The responsible parties reportedly released the first records as a warning yesterday. (See CBS, “Hackers expose first Ashley Madison users”,, retrieved 2015-07-23). Whether this will be a prelude to a full distribution remains to be seen, but as of now the company seems to still have some chance of containing the breach – the chance at containment will quickly evaporate if a torrent drops. (See Ragan, “Ashley Madison hack exposes IT details and customer records”,, retrieved 2017-07-23 (noting a limited release of approximately 40MB of data as a proof of claims)).

The company’s public statement on Monday was very measured and was limited to confirming the breach, denouncing the attack as “cyber terrorism”, and confirming they have a forensics team investigating the incident. (See “Statement From Avid Life Media Inc.”,, retrieved 2015-07-23).

These sorts of measured responses are typical in breach situations especially where investigations are ongoing, and there is a good reason for them.

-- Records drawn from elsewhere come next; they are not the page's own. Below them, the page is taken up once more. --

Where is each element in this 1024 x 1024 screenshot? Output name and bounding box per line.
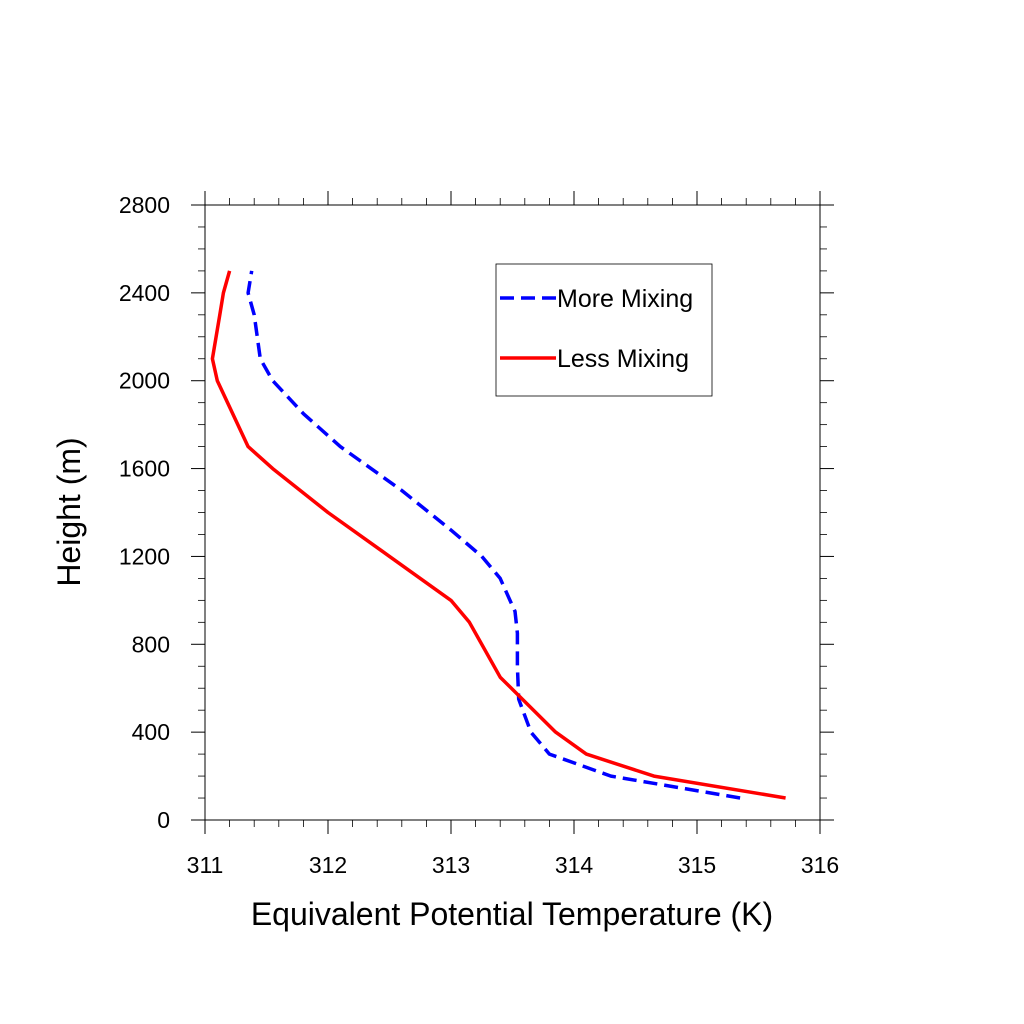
series-layer — [210, 270, 786, 800]
minor-ticks — [198, 198, 827, 827]
y-tick-label: 2800 — [119, 192, 170, 218]
y-tick-label: 1200 — [119, 543, 170, 569]
x-tick-label: 312 — [309, 852, 347, 878]
major-ticks — [191, 191, 834, 834]
x-tick-label: 314 — [555, 852, 594, 878]
y-tick-label: 2400 — [119, 280, 170, 306]
legend-label-less-mixing: Less Mixing — [557, 345, 689, 373]
legend-label-more-mixing: More Mixing — [557, 285, 693, 313]
legend: More Mixing Less Mixing — [495, 263, 713, 397]
y-tick-label: 2000 — [119, 368, 170, 394]
y-tick-labels: 0 400 800 1200 1600 2000 2400 2800 — [119, 192, 170, 833]
plot-frame — [204, 204, 821, 821]
x-axis-title: Equivalent Potential Temperature (K) — [251, 896, 773, 932]
y-tick-label: 400 — [132, 719, 170, 745]
y-tick-label: 800 — [132, 631, 170, 657]
x-tick-labels: 311 312 313 314 315 316 — [187, 852, 840, 878]
x-tick-label: 313 — [432, 852, 470, 878]
legend-box — [495, 263, 713, 397]
x-tick-label: 311 — [187, 852, 224, 878]
series-line-less-mixing — [210, 270, 786, 800]
x-tick-label: 315 — [678, 852, 716, 878]
x-tick-label: 316 — [801, 852, 839, 878]
y-tick-label: 1600 — [119, 456, 170, 482]
y-axis-title: Height (m) — [51, 437, 87, 586]
y-tick-label: 0 — [157, 807, 170, 833]
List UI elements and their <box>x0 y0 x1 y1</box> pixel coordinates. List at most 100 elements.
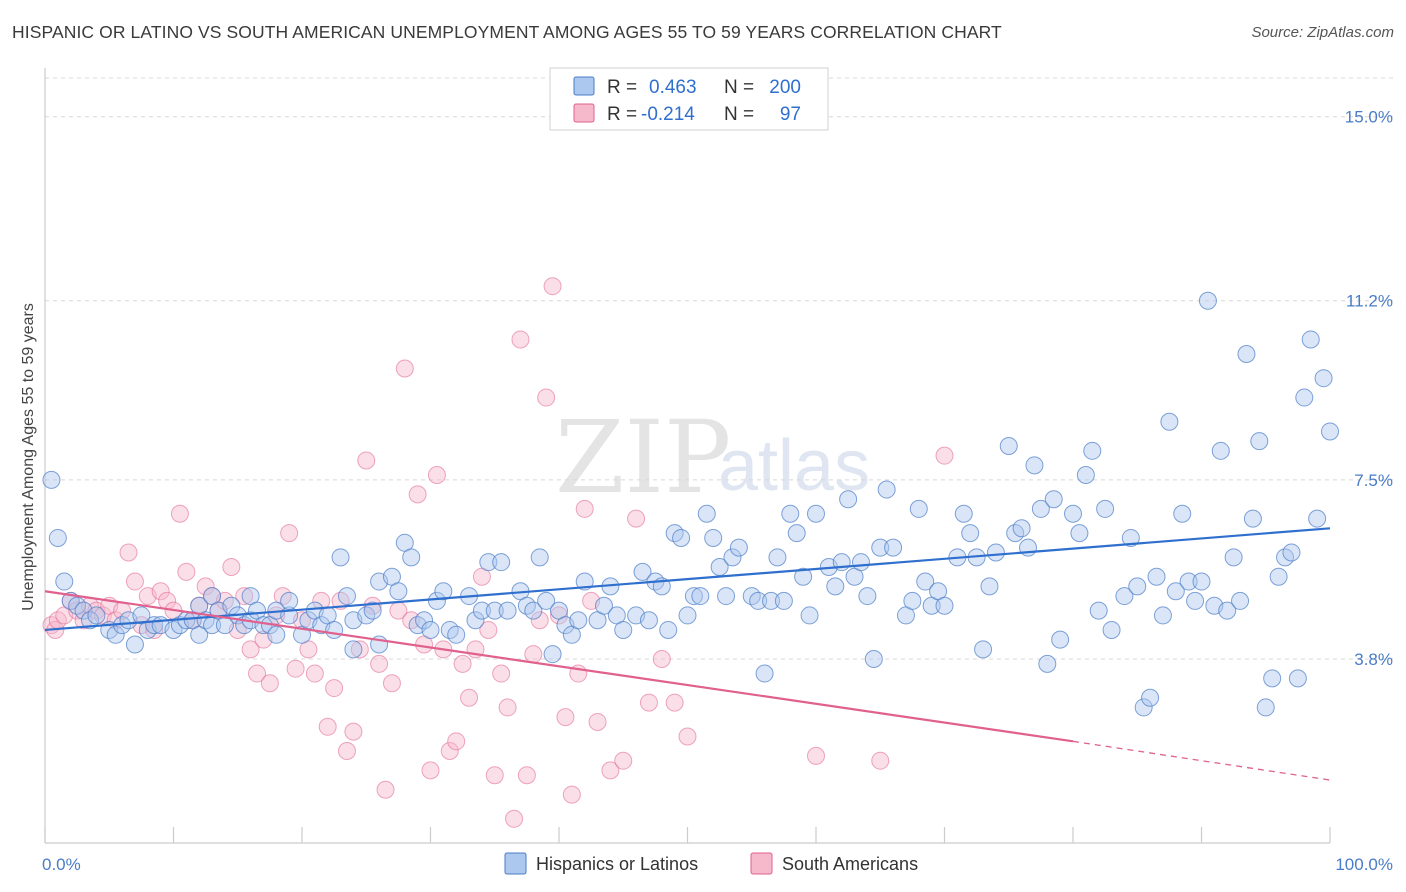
hispanics-point <box>1243 509 1262 528</box>
south-americans-point <box>530 611 549 630</box>
south-americans-point <box>492 664 511 683</box>
hispanics-point <box>1102 620 1121 639</box>
hispanics-point <box>1301 330 1320 349</box>
correlation-legend: R = 0.463 N = 200 R = -0.214 N = 97 <box>549 67 829 131</box>
watermark-atlas: atlas <box>718 426 870 506</box>
south-americans-point <box>505 809 524 828</box>
hispanics-point <box>530 548 549 567</box>
south-americans-point <box>177 562 196 581</box>
hispanics-point <box>903 591 922 610</box>
south-americans-point <box>305 664 324 683</box>
south-americans-point <box>318 717 337 736</box>
south-americans-point <box>511 330 530 349</box>
hispanics-point <box>1038 654 1057 673</box>
hispanics-point <box>672 528 691 547</box>
hispanics-point <box>826 577 845 596</box>
hispanics-point <box>1321 422 1339 441</box>
south-americans-point <box>408 485 427 504</box>
south-americans-point <box>485 766 504 785</box>
hispanics-point <box>755 664 774 683</box>
south-americans-point <box>447 732 466 751</box>
hispanics-point <box>839 490 858 509</box>
south-americans-point <box>453 654 472 673</box>
south-americans-point <box>807 746 825 765</box>
hispanics-point <box>1256 698 1275 717</box>
hispanics-point <box>877 480 896 499</box>
hispanics-point <box>723 548 742 567</box>
hispanics-point <box>1160 412 1179 431</box>
south-americans-point <box>235 587 254 606</box>
south-americans-point <box>562 785 581 804</box>
hispanics-point <box>1025 456 1044 475</box>
legend-n-value-1: 200 <box>769 77 801 98</box>
south-americans-point <box>427 466 446 485</box>
hispanics-point <box>704 528 723 547</box>
hispanics-point <box>999 436 1018 455</box>
hispanics-point <box>639 611 658 630</box>
hispanics-point <box>1231 591 1250 610</box>
legend-n-label-2: N = <box>724 104 754 125</box>
south-americans-point <box>241 640 260 659</box>
hispanics-point <box>594 596 613 615</box>
hispanics-point <box>954 504 973 523</box>
south-americans-point <box>151 582 170 601</box>
y-tick-label: 3.8% <box>1354 650 1393 669</box>
legend-r-value-1: 0.463 <box>649 77 697 98</box>
watermark-zip: ZIP <box>555 399 731 516</box>
south-americans-point <box>119 543 138 562</box>
south-americans-point <box>871 751 890 770</box>
hispanics-point <box>1070 524 1089 543</box>
legend-r-label-2: R = <box>607 104 637 125</box>
hispanics-point <box>986 543 1005 562</box>
south-americans-point <box>627 509 646 528</box>
south-americans-point <box>652 650 671 669</box>
hispanics-point <box>1250 432 1269 451</box>
legend-box <box>549 67 829 131</box>
hispanics-point <box>421 620 440 639</box>
south-americans-point <box>421 761 440 780</box>
hispanics-point <box>980 577 999 596</box>
south-americans-point <box>601 761 620 780</box>
south-americans-point <box>170 504 189 523</box>
hispanics-point <box>774 591 793 610</box>
hispanics-point <box>1166 582 1185 601</box>
south-americans-point <box>517 766 536 785</box>
bottom-legend-swatch-pink <box>750 852 773 875</box>
hispanics-point <box>1051 630 1070 649</box>
south-americans-point <box>260 674 279 693</box>
hispanics-point <box>1083 441 1102 460</box>
hispanics-point <box>974 640 993 659</box>
hispanics-point <box>331 548 350 567</box>
hispanics-point <box>447 625 466 644</box>
hispanics-point <box>485 601 504 620</box>
south-americans-point <box>575 499 594 518</box>
south-americans-point <box>639 693 658 712</box>
hispanics-point <box>427 591 446 610</box>
hispanics-point <box>614 620 633 639</box>
hispanics-point <box>55 572 74 591</box>
hispanics-point <box>864 650 883 669</box>
source-label: Source: ZipAtlas.com <box>1251 24 1394 41</box>
south-americans-point <box>357 451 376 470</box>
bottom-legend-label-hispanics: Hispanics or Latinos <box>536 854 698 874</box>
legend-n-label-1: N = <box>724 77 754 98</box>
hispanics-point <box>472 601 491 620</box>
hispanics-point <box>1089 601 1108 620</box>
hispanics-point <box>344 640 363 659</box>
hispanics-point <box>337 587 356 606</box>
hispanics-point <box>851 553 870 572</box>
trend-lines <box>44 527 1331 781</box>
south-americans-point <box>125 572 144 591</box>
x-tick-label-min: 0.0% <box>42 855 81 874</box>
hispanics-point <box>1128 577 1147 596</box>
hispanics-point <box>1198 291 1217 310</box>
y-tick-labels: 3.8% 7.5% 11.2% 15.0% <box>1345 108 1393 669</box>
south-americans-point <box>935 446 954 465</box>
south-americans-point <box>614 751 633 770</box>
south-americans-point <box>196 577 215 596</box>
hispanics-point <box>762 591 781 610</box>
series-legend: Hispanics or Latinos South Americans <box>504 852 918 875</box>
south-americans-point <box>280 524 299 543</box>
axes <box>44 68 1331 844</box>
south-americans-point <box>286 659 305 678</box>
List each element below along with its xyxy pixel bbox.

Making false promises or misstating the facts can worsen the problem from a liability perspective. At minimum, public statements will be used against a company in any future litigation especially where the statements are not truthful. Furthur, Regulatory authorities like the FTC and state governments are increasingly holding companies to their public promises and representations about privacy and security. (See “FTC Takes Action Against LifeLock for Alleged Violations of 2010 Order”,, retrieved 2015-07-23 (claiming the company made false claims about its identity protection offerings); See also “Start with Security: A Guide for Business”,, retrieved 2015-07-23 (explaining lessons learned and common issues from numerous FTC data breach settlements)).

Unfortunately, the measured corporate press releases are not being followed by the customer service representatives as the guardian reports. (See Hern et al, “Ashley Madison customer service in meltdown as site battles hack fallout”,, retrieved 2015-07-23 (noting conflicting representations that the site was not hacked, the size of the hack was minimal, or that payment information was not compromised).